If you found this useful, check out my other posts on network automation including Monitoring IP SLAs with Python, DNA Center, and NetBox and Build a Home Lab Like a Pro. Stay tuned for more content from the NetworkThinkTank!
If you manage a network of any size, you know that keeping tabs on performance metrics like latency, jitter, and packet loss is critical. Cisco IP SLA (Service Level Agreement) operations are the go-to feature for probing network paths and measuring these metrics directly from your routers and switches. But manually checking IP SLA statistics across dozens or hundreds of devices? That does not scale.
In this post, I will walk you through a Python-based tool I built that pulls IP SLA data from Cisco DNA Center via its REST API, enriches it with device metadata from NetBox, and generates automated performance reports.
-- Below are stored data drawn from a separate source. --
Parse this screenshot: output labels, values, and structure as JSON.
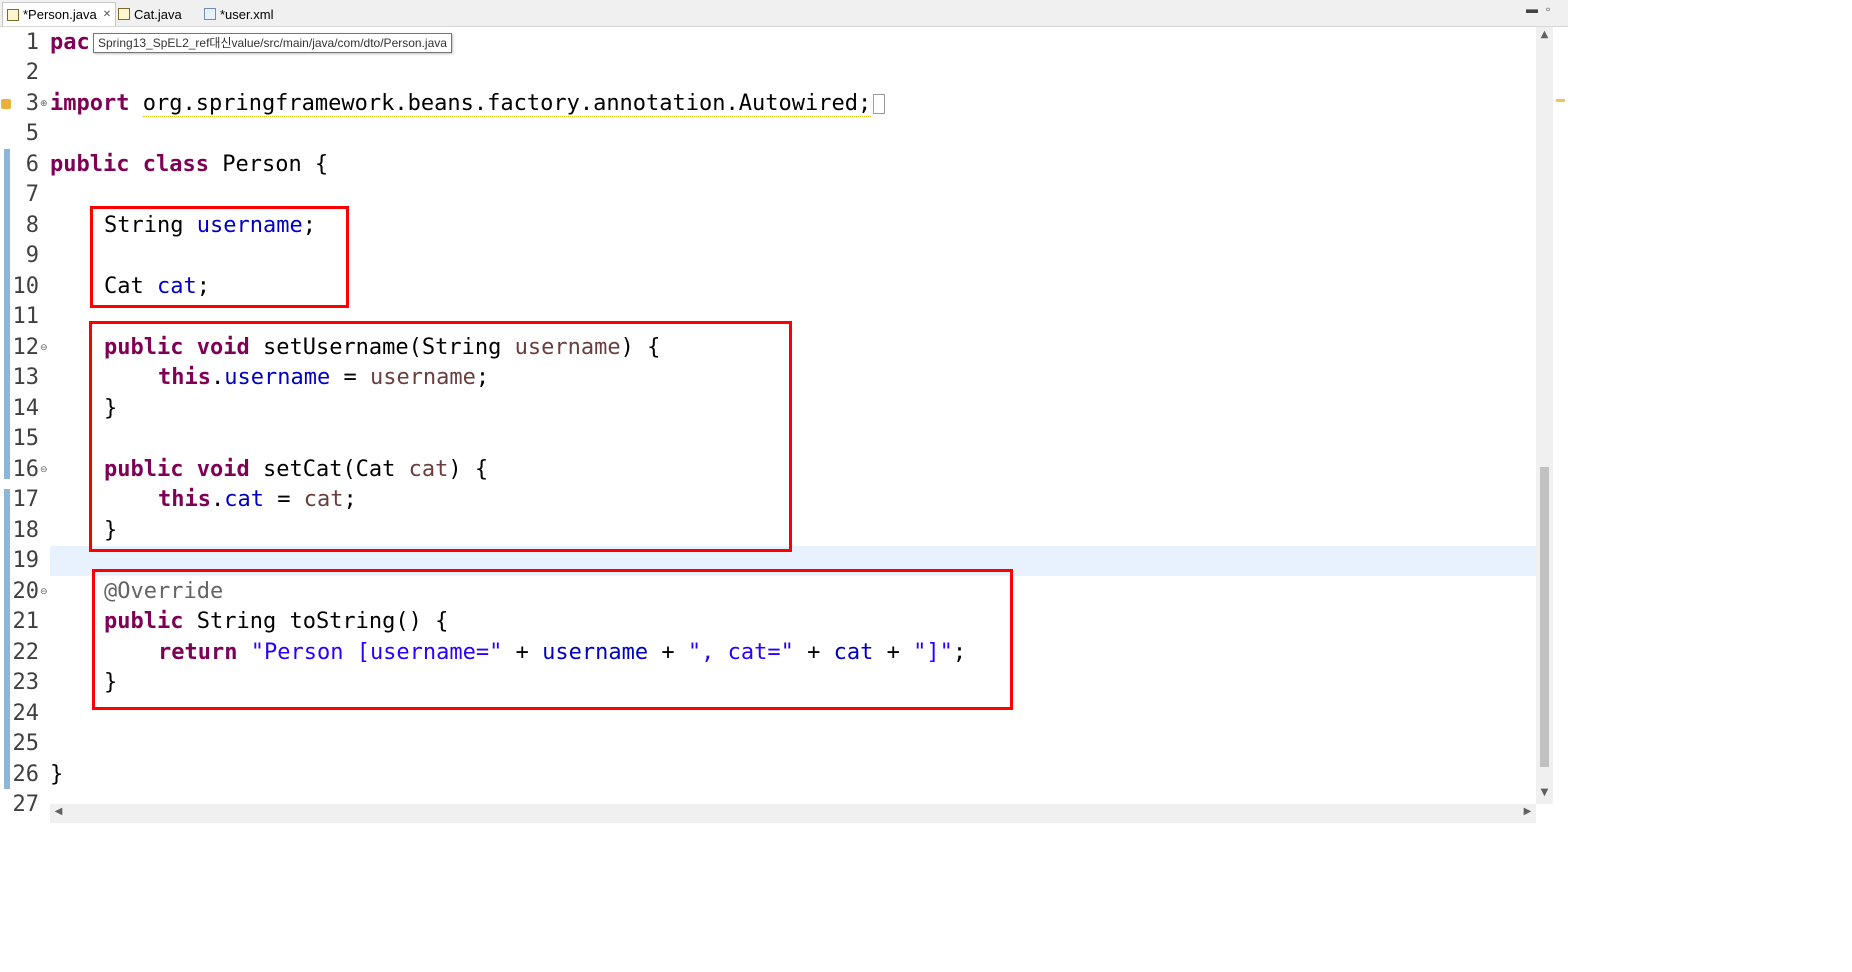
{
  "tabs": [
    {
      "label": "*Person.java",
      "icon": "java-file-icon",
      "close": "✕",
      "active": true
    },
    {
      "label": "Cat.java",
      "icon": "java-file-icon",
      "active": false
    },
    {
      "label": "*user.xml",
      "icon": "xml-file-icon",
      "active": false
    }
  ],
  "window_controls": {
    "minimize": "▬",
    "maximize": "▫"
  },
  "tooltip": "Spring13_SpEL2_ref대신value/src/main/java/com/dto/Person.java",
  "line_numbers": [
    "1",
    "2",
    "3",
    "5",
    "6",
    "7",
    "8",
    "9",
    "10",
    "11",
    "12",
    "13",
    "14",
    "15",
    "16",
    "17",
    "18",
    "19",
    "20",
    "21",
    "22",
    "23",
    "24",
    "25",
    "26",
    "27"
  ],
  "code": {
    "l1_kw": "pac",
    "l3_kw": "import",
    "l3_rest": "org.springframework.beans.factory.annotation.Autowired;",
    "l6_kw1": "public",
    "l6_kw2": "class",
    "l6_rest": "Person {",
    "l8_type": "String",
    "l8_field": "username",
    "l8_end": ";",
    "l10_type": "Cat",
    "l10_field": "cat",
    "l10_end": ";",
    "l12_kw1": "public",
    "l12_kw2": "void",
    "l12_mid": "setUsername(String",
    "l12_param": "username",
    "l12_end": ") {",
    "l13_kw": "this",
    "l13_dot": ".",
    "l13_field": "username",
    "l13_eq": " = ",
    "l13_param": "username",
    "l13_end": ";",
    "l14": "}",
    "l16_kw1": "public",
    "l16_kw2": "void",
    "l16_mid": "setCat(Cat",
    "l16_param": "cat",
    "l16_end": ") {",
    "l17_kw": "this",
    "l17_dot": ".",
    "l17_field": "cat",
    "l17_eq": " = ",
    "l17_param": "cat",
    "l17_end": ";",
    "l18": "}",
    "l20_ann": "@Override",
    "l21_kw": "public",
    "l21_rest": "String toString() {",
    "l22_kw": "return",
    "l22_s1": "\"Person [username=\"",
    "l22_p1": " + ",
    "l22_f1": "username",
    "l22_p2": " + ",
    "l22_s2": "\", cat=\"",
    "l22_p3": " + ",
    "l22_f2": "cat",
    "l22_p4": " + ",
    "l22_s3": "\"]\"",
    "l22_end": ";",
    "l23": "}",
    "l26": "}"
  },
  "colors": {
    "keyword": "#7f0055",
    "field": "#0000c0",
    "parameter": "#6a3e3e",
    "string": "#2a00ff",
    "annotation": "#646464",
    "highlight_box": "#ff0000",
    "current_line": "#e8f2fe"
  }
}
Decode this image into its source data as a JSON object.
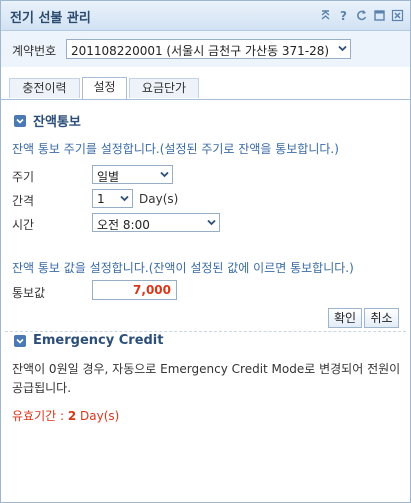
{
  "window": {
    "title": "전기 선불 관리",
    "icons": [
      "collapse-icon",
      "help-icon",
      "refresh-icon",
      "maximize-icon",
      "close-icon"
    ]
  },
  "contract": {
    "label": "계약번호",
    "selected": "201108220001 (서울시 금천구 가산동 371-28)"
  },
  "tabs": [
    {
      "label": "충전이력",
      "active": false
    },
    {
      "label": "설정",
      "active": true
    },
    {
      "label": "요금단가",
      "active": false
    }
  ],
  "balance_notice": {
    "title": "잔액통보",
    "cycle_info": "잔액 통보 주기를 설정합니다.(설정된 주기로 잔액을 통보합니다.)",
    "cycle_label": "주기",
    "cycle_value": "일별",
    "interval_label": "간격",
    "interval_value": "1",
    "interval_unit": "Day(s)",
    "time_label": "시간",
    "time_value": "오전 8:00",
    "amount_info": "잔액 통보 값을 설정합니다.(잔액이 설정된 값에 이르면 통보합니다.)",
    "amount_label": "통보값",
    "amount_value": "7,000",
    "confirm_label": "확인",
    "cancel_label": "취소"
  },
  "emergency": {
    "title": "Emergency Credit",
    "description": "잔액이 0원일 경우, 자동으로 Emergency Credit Mode로 변경되어 전원이 공급됩니다.",
    "validity_label": "유효기간 :",
    "validity_value": "2",
    "validity_unit": "Day(s)"
  },
  "colors": {
    "accent": "#2c4f7a",
    "info_text": "#3b6ba5",
    "highlight": "#d9361b",
    "titlebar": "#d2e2f3"
  }
}
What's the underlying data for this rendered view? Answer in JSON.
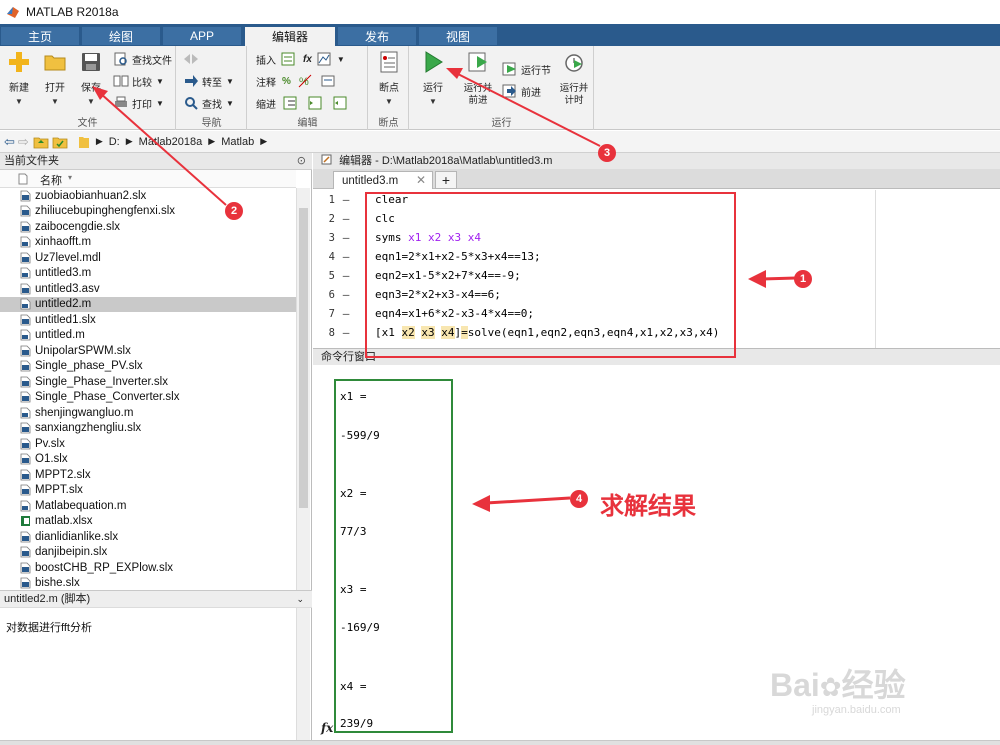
{
  "window": {
    "title": "MATLAB R2018a"
  },
  "tabs": [
    {
      "label": "主页"
    },
    {
      "label": "绘图"
    },
    {
      "label": "APP"
    },
    {
      "label": "编辑器"
    },
    {
      "label": "发布"
    },
    {
      "label": "视图"
    }
  ],
  "ribbon": {
    "file": {
      "group_label": "文件",
      "new_label": "新建",
      "open_label": "打开",
      "save_label": "保存",
      "find_files_label": "查找文件",
      "compare_label": "比较",
      "print_label": "打印"
    },
    "navigate": {
      "group_label": "导航",
      "goto_label": "转至",
      "find_label": "查找"
    },
    "edit": {
      "group_label": "编辑",
      "insert_label": "插入",
      "comment_label": "注释",
      "indent_label": "缩进",
      "fx_glyph": "fx"
    },
    "breakpoints": {
      "group_label": "断点",
      "breakpoints_label": "断点"
    },
    "run": {
      "group_label": "运行",
      "run_label": "运行",
      "run_advance_label": "运行并前进",
      "run_section_label": "运行节",
      "advance_label": "前进",
      "run_and_time_label": "运行并计时"
    }
  },
  "address": {
    "segments": [
      "D:",
      "Matlab2018a",
      "Matlab"
    ]
  },
  "current_folder": {
    "title": "当前文件夹",
    "column_name": "名称",
    "files": [
      {
        "name": "zuobiaobianhuan2.slx",
        "type": "slx"
      },
      {
        "name": "zhiliucebupinghengfenxi.slx",
        "type": "slx"
      },
      {
        "name": "zaibocengdie.slx",
        "type": "slx"
      },
      {
        "name": "xinhaofft.m",
        "type": "m"
      },
      {
        "name": "Uz7level.mdl",
        "type": "mdl"
      },
      {
        "name": "untitled3.m",
        "type": "m"
      },
      {
        "name": "untitled3.asv",
        "type": "asv"
      },
      {
        "name": "untitled2.m",
        "type": "m",
        "selected": true
      },
      {
        "name": "untitled1.slx",
        "type": "slx"
      },
      {
        "name": "untitled.m",
        "type": "m"
      },
      {
        "name": "UnipolarSPWM.slx",
        "type": "slx"
      },
      {
        "name": "Single_phase_PV.slx",
        "type": "slx"
      },
      {
        "name": "Single_Phase_Inverter.slx",
        "type": "slx"
      },
      {
        "name": "Single_Phase_Converter.slx",
        "type": "slx"
      },
      {
        "name": "shenjingwangluo.m",
        "type": "m"
      },
      {
        "name": "sanxiangzhengliu.slx",
        "type": "slx"
      },
      {
        "name": "Pv.slx",
        "type": "slx"
      },
      {
        "name": "O1.slx",
        "type": "slx"
      },
      {
        "name": "MPPT2.slx",
        "type": "slx"
      },
      {
        "name": "MPPT.slx",
        "type": "slx"
      },
      {
        "name": "Matlabequation.m",
        "type": "m"
      },
      {
        "name": "matlab.xlsx",
        "type": "xlsx"
      },
      {
        "name": "dianlidianlike.slx",
        "type": "slx"
      },
      {
        "name": "danjibeipin.slx",
        "type": "slx"
      },
      {
        "name": "boostCHB_RP_EXPlow.slx",
        "type": "slx"
      },
      {
        "name": "bishe.slx",
        "type": "slx"
      }
    ],
    "details_title": "untitled2.m  (脚本)",
    "details_text": "对数据进行fft分析"
  },
  "editor": {
    "header": "编辑器 - D:\\Matlab2018a\\Matlab\\untitled3.m",
    "tab_label": "untitled3.m",
    "tab_close": "✕",
    "add_tab": "+",
    "lines": [
      {
        "num": "1",
        "dash": "—"
      },
      {
        "num": "2",
        "dash": "—"
      },
      {
        "num": "3",
        "dash": "—"
      },
      {
        "num": "4",
        "dash": "—"
      },
      {
        "num": "5",
        "dash": "—"
      },
      {
        "num": "6",
        "dash": "—"
      },
      {
        "num": "7",
        "dash": "—"
      },
      {
        "num": "8",
        "dash": "—"
      }
    ],
    "code": {
      "l1": "clear",
      "l2": "clc",
      "l3_kw": "syms",
      "l3_args": " x1 x2 x3 x4",
      "l4": "eqn1=2*x1+x2-5*x3+x4==13;",
      "l5": "eqn2=x1-5*x2+7*x4==-9;",
      "l6": "eqn3=2*x2+x3-x4==6;",
      "l7": "eqn4=x1+6*x2-x3-4*x4==0;",
      "l8_open": "[x1 ",
      "l8_x2": "x2",
      "l8_sp1": " ",
      "l8_x3": "x3",
      "l8_sp2": " ",
      "l8_x4": "x4",
      "l8_close": "]",
      "l8_eq": "=",
      "l8_rest": "solve(eqn1,eqn2,eqn3,eqn4,x1,x2,x3,x4)"
    }
  },
  "command_window": {
    "title": "命令行窗口",
    "outputs": [
      {
        "label": "x1 =",
        "value": "-599/9"
      },
      {
        "label": "x2 =",
        "value": "77/3"
      },
      {
        "label": "x3 =",
        "value": "-169/9"
      },
      {
        "label": "x4 =",
        "value": "239/9"
      }
    ],
    "prompt_glyph": "fx"
  },
  "annotations": {
    "badge1": "1",
    "badge2": "2",
    "badge3": "3",
    "badge4": "4",
    "note4": "求解结果",
    "colors": {
      "red": "#e8323c",
      "green": "#2f8a3a",
      "blue": "#2a5a8c"
    }
  },
  "watermark": {
    "brand": "Bai",
    "brand2": "经验",
    "url": "jingyan.baidu.com"
  }
}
Whether you are running a handful of branch routers or a large enterprise campus, this approach gives you a scalable, repeatable way to monitor network performance.
What is IP SLA?
Cisco IP SLA is a built-in feature on Cisco IOS and IOS-XE devices that allows you to generate synthetic traffic to measure network performance. You can configure operations like ICMP echo (ping), UDP jitter, HTTP GET, and more. Each operation continuously measures metrics such as round-trip time (RTT), latency, jitter, packet loss, and availability. These metrics are essential for validating SLA compliance, troubleshooting performance issues, and capacity planning.
The Tools
This project brings together three key components. First, Python does the heavy lifting for API calls, data parsing, and report generation. Second, Cisco DNA Center provides a centralized REST API for pulling device inventory and running CLI commands across your entire network without SSH-ing into each device individually. Third, NetBox acts as our network source of truth, storing device metadata like site assignments, roles, platforms, and IP addresses that we use to enrich the raw SLA data.
How It Works
The IP SLA Monitor tool follows a simple three-step workflow:
Authenticate with DNA Center and pull IP SLA operation statistics from all monitored devices using the command-runner API.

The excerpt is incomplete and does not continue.